Under the Privacy Act 2020 you have the right to:

  • Ask what personal information we hold about you (Information Privacy Principle 6).
  • Ask us to correct it if it's wrong (IPP 7).
  • Ask us to delete it if we no longer need it.
  • Withdraw consent for marketing or non-essential communications at any time.
  • Complain to us, or to the NZ Office of the Privacy Commissioner if you're unhappy with our response.

To exercise any of these rights, email us at hello@vincero.co.nz. We will respond within 20 working days as required by the Privacy Act.

9. SMS and the right to opt out

Where Vincero sends SMS on behalf of a dealership, the dealership has a relationship with the recipient (typically the recipient messaged the dealership first). Every commercial SMS includes an opt-out instruction (e.g. “Reply STOP to opt out”).

Replying STOP, UNSUBSCRIBE, or similar to any Vincero-sent SMS will result in the dealership not sending further SMS to that number, in line with the Unsolicited Electronic Messages Act 2007.

10. Cookies and analytics

The Vincero web applications use essential cookies for sign-in sessions. We do not use third-party advertising cookies. We use minimal first-party analytics to understand product usage in aggregate; no individual tracking.

The Vincero iOS app does not use advertising identifiers or cross-app tracking. App Store Connect provides Apple with anonymous, aggregated install and crash metrics; we receive these as totals only.

11. iOS app device permissions

The Vincero iOS app asks for the following device permissions. Each permission is used only for the purpose described, and you can revoke any of them at any time in iOS Settings.

  • Camera, used to photograph number plates for plate-scan autofill, to scan the PDF417 barcode on the back of a NZ driver licence for test-drive identity verification, and to add photos of vehicles to the inventory.
  • Photo Library, used to attach existing photos (taken outside the app) to a vehicle record.

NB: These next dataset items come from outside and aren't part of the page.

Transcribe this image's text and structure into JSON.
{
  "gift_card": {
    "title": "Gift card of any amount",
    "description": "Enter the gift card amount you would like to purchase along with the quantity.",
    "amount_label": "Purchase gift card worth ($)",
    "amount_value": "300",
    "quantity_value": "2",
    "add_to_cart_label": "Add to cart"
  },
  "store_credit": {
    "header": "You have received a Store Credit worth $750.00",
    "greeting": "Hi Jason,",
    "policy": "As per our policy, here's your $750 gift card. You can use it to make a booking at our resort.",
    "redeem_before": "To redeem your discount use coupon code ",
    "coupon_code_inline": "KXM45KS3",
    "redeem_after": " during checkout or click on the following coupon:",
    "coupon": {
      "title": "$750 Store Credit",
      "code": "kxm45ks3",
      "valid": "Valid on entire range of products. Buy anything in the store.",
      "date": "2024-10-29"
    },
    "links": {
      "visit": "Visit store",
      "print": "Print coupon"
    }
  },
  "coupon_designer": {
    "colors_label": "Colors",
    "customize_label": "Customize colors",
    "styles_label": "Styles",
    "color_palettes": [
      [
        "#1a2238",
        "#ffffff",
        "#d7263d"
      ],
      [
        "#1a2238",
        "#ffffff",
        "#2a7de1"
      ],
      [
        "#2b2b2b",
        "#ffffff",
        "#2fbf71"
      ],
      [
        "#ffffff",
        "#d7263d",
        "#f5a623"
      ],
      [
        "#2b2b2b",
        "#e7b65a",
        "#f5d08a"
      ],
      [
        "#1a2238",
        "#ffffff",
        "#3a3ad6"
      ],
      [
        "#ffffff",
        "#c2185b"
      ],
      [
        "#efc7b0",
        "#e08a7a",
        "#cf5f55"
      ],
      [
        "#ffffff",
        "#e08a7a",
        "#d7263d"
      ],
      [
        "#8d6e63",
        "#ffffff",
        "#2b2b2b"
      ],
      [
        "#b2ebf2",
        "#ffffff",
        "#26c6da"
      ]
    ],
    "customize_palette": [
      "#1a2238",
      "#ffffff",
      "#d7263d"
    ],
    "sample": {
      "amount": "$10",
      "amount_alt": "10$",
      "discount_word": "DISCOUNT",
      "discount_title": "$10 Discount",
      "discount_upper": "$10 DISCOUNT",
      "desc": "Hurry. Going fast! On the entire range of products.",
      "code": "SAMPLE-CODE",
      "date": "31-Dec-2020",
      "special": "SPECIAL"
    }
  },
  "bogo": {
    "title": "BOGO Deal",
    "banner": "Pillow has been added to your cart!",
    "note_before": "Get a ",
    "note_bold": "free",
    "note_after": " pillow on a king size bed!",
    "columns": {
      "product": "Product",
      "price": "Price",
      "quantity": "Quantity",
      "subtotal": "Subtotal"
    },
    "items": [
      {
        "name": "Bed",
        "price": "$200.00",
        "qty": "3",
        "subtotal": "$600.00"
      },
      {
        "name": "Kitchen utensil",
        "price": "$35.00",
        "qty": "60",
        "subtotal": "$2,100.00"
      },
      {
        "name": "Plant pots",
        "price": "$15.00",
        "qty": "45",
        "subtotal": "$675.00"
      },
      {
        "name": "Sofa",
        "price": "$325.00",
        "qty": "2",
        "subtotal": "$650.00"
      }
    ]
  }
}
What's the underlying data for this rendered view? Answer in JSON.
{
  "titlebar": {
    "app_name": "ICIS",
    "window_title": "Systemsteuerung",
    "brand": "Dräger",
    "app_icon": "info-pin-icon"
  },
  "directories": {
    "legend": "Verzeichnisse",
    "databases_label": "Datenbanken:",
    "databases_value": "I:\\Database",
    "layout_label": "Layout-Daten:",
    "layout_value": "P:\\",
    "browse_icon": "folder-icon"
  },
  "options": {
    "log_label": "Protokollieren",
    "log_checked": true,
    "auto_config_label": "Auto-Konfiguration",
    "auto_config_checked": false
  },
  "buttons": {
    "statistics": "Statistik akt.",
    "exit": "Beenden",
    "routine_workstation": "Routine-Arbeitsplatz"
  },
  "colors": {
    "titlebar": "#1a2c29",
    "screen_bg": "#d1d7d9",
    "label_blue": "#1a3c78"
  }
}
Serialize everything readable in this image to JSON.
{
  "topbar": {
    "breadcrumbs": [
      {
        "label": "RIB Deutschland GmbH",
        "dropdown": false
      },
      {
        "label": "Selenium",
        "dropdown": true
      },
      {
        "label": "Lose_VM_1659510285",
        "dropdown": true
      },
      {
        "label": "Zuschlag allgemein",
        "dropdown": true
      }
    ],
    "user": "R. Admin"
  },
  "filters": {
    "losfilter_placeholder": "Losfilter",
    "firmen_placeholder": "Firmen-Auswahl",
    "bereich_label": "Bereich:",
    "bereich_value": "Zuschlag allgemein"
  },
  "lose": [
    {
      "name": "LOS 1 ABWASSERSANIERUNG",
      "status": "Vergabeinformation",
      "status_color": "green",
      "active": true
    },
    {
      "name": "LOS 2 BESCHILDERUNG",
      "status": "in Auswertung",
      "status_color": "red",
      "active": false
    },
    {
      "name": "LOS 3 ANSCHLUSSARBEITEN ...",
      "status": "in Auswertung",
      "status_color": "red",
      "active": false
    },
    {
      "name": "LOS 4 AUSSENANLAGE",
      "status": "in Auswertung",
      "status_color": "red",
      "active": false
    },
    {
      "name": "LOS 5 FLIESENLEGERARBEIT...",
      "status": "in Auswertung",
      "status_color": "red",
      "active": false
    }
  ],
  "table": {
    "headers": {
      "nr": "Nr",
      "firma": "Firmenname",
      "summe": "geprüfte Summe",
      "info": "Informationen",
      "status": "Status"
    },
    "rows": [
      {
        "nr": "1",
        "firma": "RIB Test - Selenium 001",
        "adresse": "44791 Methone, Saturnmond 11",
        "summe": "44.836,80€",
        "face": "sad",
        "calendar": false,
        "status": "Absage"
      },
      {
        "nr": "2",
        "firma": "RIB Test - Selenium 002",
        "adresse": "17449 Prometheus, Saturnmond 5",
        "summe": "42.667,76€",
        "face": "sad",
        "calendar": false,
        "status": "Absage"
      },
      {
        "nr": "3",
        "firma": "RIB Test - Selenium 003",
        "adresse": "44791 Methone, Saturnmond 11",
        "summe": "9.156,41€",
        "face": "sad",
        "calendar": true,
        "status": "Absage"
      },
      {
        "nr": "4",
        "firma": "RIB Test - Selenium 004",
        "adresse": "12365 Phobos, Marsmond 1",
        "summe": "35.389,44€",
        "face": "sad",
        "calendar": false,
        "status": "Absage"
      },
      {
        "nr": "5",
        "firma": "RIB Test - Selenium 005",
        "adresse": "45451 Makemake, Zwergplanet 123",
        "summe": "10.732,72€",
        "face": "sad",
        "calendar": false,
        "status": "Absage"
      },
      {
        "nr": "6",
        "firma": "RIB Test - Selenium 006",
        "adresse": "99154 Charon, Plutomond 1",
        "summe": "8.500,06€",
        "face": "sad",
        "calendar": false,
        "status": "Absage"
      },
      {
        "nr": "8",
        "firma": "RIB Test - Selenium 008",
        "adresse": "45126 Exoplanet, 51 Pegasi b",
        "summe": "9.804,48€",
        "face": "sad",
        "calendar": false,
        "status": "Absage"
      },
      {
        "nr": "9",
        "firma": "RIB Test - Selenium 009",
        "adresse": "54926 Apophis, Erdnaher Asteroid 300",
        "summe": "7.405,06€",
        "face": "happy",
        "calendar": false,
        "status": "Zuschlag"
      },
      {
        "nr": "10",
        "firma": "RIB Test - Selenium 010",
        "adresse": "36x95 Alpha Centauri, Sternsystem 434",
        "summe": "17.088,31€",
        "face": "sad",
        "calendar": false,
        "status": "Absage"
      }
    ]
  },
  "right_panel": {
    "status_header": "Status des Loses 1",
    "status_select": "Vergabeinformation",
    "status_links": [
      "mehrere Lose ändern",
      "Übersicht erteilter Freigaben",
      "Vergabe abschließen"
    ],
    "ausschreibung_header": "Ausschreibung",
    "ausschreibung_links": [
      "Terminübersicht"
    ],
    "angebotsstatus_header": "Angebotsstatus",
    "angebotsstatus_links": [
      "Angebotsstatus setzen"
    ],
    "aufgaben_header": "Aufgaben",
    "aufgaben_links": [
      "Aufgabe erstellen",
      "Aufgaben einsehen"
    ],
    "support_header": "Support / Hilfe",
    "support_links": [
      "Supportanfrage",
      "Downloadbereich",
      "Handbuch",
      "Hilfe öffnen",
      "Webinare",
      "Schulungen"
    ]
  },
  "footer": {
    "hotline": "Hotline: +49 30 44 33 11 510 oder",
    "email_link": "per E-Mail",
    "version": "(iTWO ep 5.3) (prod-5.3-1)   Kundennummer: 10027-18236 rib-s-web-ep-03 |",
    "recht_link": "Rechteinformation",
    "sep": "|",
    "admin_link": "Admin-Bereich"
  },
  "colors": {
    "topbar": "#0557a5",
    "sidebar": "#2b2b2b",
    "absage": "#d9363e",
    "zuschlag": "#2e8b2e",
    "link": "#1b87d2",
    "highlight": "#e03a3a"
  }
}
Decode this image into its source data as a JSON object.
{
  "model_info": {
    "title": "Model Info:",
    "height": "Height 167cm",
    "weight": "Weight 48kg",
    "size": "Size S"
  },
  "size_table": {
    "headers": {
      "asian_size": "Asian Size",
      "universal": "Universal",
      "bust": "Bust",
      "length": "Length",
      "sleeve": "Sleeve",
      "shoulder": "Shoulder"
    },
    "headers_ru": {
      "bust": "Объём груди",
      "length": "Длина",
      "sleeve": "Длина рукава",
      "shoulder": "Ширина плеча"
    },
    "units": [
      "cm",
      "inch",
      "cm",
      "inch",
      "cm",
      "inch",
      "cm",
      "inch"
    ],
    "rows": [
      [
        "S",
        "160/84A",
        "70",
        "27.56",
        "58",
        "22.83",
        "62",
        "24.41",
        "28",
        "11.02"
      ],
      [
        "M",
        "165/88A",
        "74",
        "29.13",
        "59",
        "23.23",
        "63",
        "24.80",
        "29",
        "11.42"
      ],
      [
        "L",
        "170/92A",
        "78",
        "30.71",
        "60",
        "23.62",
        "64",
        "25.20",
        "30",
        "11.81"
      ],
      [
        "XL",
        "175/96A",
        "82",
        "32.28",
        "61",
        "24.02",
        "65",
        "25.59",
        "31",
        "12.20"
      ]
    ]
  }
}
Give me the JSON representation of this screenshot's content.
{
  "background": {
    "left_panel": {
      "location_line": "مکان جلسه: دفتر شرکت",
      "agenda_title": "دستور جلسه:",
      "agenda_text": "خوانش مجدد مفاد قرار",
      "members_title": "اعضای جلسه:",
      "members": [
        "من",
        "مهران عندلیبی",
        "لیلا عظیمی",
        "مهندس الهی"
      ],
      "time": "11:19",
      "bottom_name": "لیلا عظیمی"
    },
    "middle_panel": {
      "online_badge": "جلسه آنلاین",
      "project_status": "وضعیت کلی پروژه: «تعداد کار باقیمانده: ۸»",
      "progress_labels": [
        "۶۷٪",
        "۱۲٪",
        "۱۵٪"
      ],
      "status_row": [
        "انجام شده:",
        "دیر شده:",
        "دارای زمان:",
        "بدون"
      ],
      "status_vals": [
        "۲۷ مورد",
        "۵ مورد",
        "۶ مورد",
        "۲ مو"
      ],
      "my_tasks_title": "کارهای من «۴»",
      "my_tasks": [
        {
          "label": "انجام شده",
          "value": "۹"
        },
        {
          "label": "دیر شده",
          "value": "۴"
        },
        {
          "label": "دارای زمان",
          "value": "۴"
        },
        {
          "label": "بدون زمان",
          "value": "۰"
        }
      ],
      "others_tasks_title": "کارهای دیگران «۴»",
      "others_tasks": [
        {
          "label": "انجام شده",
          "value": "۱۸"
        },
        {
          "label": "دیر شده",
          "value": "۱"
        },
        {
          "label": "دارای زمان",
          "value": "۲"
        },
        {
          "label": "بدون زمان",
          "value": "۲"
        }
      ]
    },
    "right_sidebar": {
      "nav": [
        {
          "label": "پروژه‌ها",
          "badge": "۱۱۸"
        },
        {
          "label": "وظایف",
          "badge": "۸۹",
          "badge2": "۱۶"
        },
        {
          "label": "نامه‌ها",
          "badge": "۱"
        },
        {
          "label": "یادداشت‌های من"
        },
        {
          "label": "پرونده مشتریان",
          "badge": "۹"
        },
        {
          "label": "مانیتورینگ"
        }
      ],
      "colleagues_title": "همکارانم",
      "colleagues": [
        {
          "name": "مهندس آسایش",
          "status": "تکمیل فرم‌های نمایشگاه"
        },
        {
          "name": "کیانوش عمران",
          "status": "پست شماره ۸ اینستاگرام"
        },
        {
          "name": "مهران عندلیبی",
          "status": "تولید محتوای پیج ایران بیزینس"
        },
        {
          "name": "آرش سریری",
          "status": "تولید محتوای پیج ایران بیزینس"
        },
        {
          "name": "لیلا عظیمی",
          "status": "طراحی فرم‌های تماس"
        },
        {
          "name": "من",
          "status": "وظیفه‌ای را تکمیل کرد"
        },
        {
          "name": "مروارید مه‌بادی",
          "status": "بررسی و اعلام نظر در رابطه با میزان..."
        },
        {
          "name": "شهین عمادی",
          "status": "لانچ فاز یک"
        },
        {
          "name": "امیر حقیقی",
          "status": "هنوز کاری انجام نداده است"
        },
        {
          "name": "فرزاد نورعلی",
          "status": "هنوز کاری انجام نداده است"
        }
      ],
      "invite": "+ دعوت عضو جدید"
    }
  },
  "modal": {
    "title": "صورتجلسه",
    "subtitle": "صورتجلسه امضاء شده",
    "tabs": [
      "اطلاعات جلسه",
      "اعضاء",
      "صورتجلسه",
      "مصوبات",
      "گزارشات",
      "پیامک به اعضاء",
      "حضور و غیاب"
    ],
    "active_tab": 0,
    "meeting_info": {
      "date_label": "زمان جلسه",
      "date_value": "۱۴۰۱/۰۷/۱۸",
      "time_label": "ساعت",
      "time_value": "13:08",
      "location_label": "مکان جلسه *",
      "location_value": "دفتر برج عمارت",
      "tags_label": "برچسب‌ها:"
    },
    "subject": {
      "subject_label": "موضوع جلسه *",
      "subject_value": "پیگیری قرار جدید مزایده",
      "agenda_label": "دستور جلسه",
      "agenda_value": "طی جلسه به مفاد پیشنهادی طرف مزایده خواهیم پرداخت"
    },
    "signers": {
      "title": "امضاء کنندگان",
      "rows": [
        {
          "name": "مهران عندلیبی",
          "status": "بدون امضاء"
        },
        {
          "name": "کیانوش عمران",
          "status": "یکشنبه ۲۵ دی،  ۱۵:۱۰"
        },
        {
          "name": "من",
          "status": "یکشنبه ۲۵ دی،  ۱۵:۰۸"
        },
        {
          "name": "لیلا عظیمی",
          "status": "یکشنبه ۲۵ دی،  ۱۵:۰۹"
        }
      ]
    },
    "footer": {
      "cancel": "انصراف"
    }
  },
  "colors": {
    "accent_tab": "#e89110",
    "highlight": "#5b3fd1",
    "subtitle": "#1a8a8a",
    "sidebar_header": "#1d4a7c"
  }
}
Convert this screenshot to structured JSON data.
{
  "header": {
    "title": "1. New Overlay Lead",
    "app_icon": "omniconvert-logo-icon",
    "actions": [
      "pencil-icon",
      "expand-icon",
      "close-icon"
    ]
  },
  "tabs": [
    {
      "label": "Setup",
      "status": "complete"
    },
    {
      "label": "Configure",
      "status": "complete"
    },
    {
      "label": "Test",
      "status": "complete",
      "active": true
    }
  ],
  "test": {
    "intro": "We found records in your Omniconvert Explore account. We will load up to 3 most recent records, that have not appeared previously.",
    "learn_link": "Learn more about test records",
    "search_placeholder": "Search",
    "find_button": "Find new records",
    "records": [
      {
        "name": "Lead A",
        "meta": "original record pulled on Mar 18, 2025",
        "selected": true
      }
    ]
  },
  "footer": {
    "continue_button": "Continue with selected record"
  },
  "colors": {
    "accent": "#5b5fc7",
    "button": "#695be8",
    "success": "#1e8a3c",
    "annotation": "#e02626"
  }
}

Photos and licence scans are uploaded to our Supabase storage buckets, scoped to the dealership's account. Plate and licence-front images are also sent to Google's Gemini OCR service in real time for text extraction (see section 5).

12. Security

We follow industry-standard practices: encryption in transit (HTTPS), encryption at rest (managed by Supabase), strong authentication, and least-privilege access for staff. No system is completely secure; if a breach affecting your information occurs, we will notify you and the Office of the Privacy Commissioner as required by the Privacy Act.

13. Changes to this policy

We may update this policy as the product evolves. The “Last updated” date at the top reflects the most recent revision. Material changes will be communicated to active users by email.

14. Contact us

For any privacy question, complaint, or request, email hello@vincero.co.nz. You can also write to us at our registered office: 94 Falsgrave Street, Waltham, Christchurch, 8011, New Zealand.

If you're not satisfied with our response, you can contact the New Zealand Office of the Privacy Commissioner at privacy.org.nz.